Bir kırmızı ip dolaşmış bedenlerimize adı kaderdi

1K 104 80
                                    


Yani derinden, derinden...

Cihan, başkalarının evinde rastgele gezmenin ve izinsizce dolaplarını karıştırmanın ayıp bir şey olduğunu yıllar önce öğrenmişti. Hemde baya acılı bir şekilde.

Annesi uzanan her parmağına biraz sızlatacak şekilde vurmuştu. Sonra kulağına eğilip fısıldamıştı, "Senin olmayan hiç bir şeye öyle şuursuzca dokunamazsın."

Cihan eşyalara dokunmayı bırakması ardından insanlara sarmıştı. Tam bir temas bağımlısıydı. Annesinin kıymetli orkidesini pek sevdiğinden okşar dururdu ama orkide bunu pek sevmese olsa ki boynu bükülürdü. Yaz kış demeden insanlara temas etmeden duramazdı. Çok sevdiği insana ve arkadaşlarına sarılınca sınıf anneleri rahatsız olmuş şikayet edince annesi yine vurmuştu ellerine sonra tekrar eğilmiş, fısıldamıştı. "Ne sen dokununca bükülen çiçeğe ne de senin sevgini kabul etmeyen insana dokunamazsın. "

Sonrasında ise lise tercihleri yaparken, arkadaşını onunla aynı liseyi yazması için zorladığı zaman vurmuştu. "Öyle istediğin gibi zihinlere dokunamazsın."

Böylece kafasında gezinirdi, ne onu olmayana, ne insana ne de zihinlere öyle istediği gibi dokunamazdı. Bunu elbet öğrenmişti ama yine de karşısından duran, iki kapaklı güzel dolabı açmadan duramadı. İçinde gördüğü bir sepette duran yarım kalmış kırmızı örgü parçasını eline almış ve bir süre aynada kendine tutmuştu. Sonra koşturarak içeri girmişti. "Esen" derken sesi şen şakraktı. "Bunu bana örsene. Benim olsun bu. Hem kırmızı bana çok yakışıyor. " Aklına gelen al yanaklarla tebessüm etti sonra zihninden ekledi. Senden biliyorum.

Esen olaydan tamamen habersizce çay bardağıyla oturmuş boş boş Cihanı bekliyordu. Cihan sabah erken saatte kapısına dayandığında; bir elinde fırından yeni aldığı ekmek, simit ve taze yapılmış eklerle dolu bir torba tutuyorken diğer elindeyse aburcubur ve içecekler ile dolu başka bir torbaylaydı. Esen daha yeni uyanmışlığın mahrumluğu ile salak salak ona bakınırken o hafifçe iteleyerek içeri girmiş ve kocaman bir günaydınla sırıtmıştı. Kenarda duran ve Esenin pek kullanmadığı terlikleri ayağıma geçirmiş mutfağa girişmişti.

"Daha geç gelirsin sanmıştım." Deyince Cihan, küçük bir çocuk gibi dudak büzmüş ve huysuzca mırıldanmıştı. "Bu saate kadar zor dayandım." Cihan'da o gece ilk defa okul gezisine gidecek çocuk telaşı olduğundan zar zor uyumuş, erkenden de kalkmıştı. Evde vakit geçirmek için zor uğraşmıştı ama bu kadar zor dayanmıştı.

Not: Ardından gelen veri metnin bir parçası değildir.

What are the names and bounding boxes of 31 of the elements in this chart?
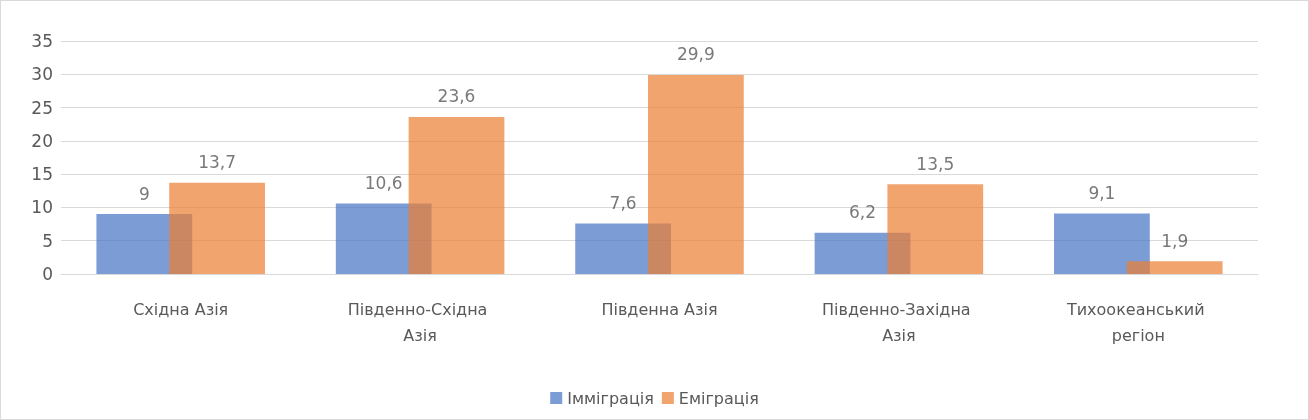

Esen salakça gidip yüzünü yıkamış sonrada çay suyunu hızla ocağa aldığı zamanlarda ise Cihan bir gayret tüm geçirdiklerini dolaba sıkıştırmıştı. "Kusana kadar yeriz,kusana kadar."

Esen ona tuhaf ve tatminsiz bakışlar atarken çayı demlemiş ve Cihanın sanki kendi evi gibi evden getirdiği pijamaları giymesi için kendi evinde dolanıp durduğuna şahit olmuştu. Bu densizlik kalbini hoplatıp mutlu da ediyordu. O yüzden bir bardağa çay doldurup, koltuğuna çöküp, içeride olan adamı beklemeye başlamıştı.

Fakat elinde yarım örgüyle çıkınca önce ani bir şok, hemen ardından mutlu bir tebessüm yerleşti zihnine. Zaten Cihan onun hem zihnine dokunuyordu, hem kalbine hem eşyalarına. Hoşuna gidiyorduda.
"Bana da örer misin?" Dedi Cihan.

"Örerim tabii." Derken gülümsedi. "Zaten ilmeğini çok aldım. İki haftaya bitiririm de." Cihan ani bir darbe yemiş gibi duraksadı. Ne güzel gülüyordu öyle...Sanki gülüşüne kurban edilecekti kalbi, sanki İbrahimi oğluydu.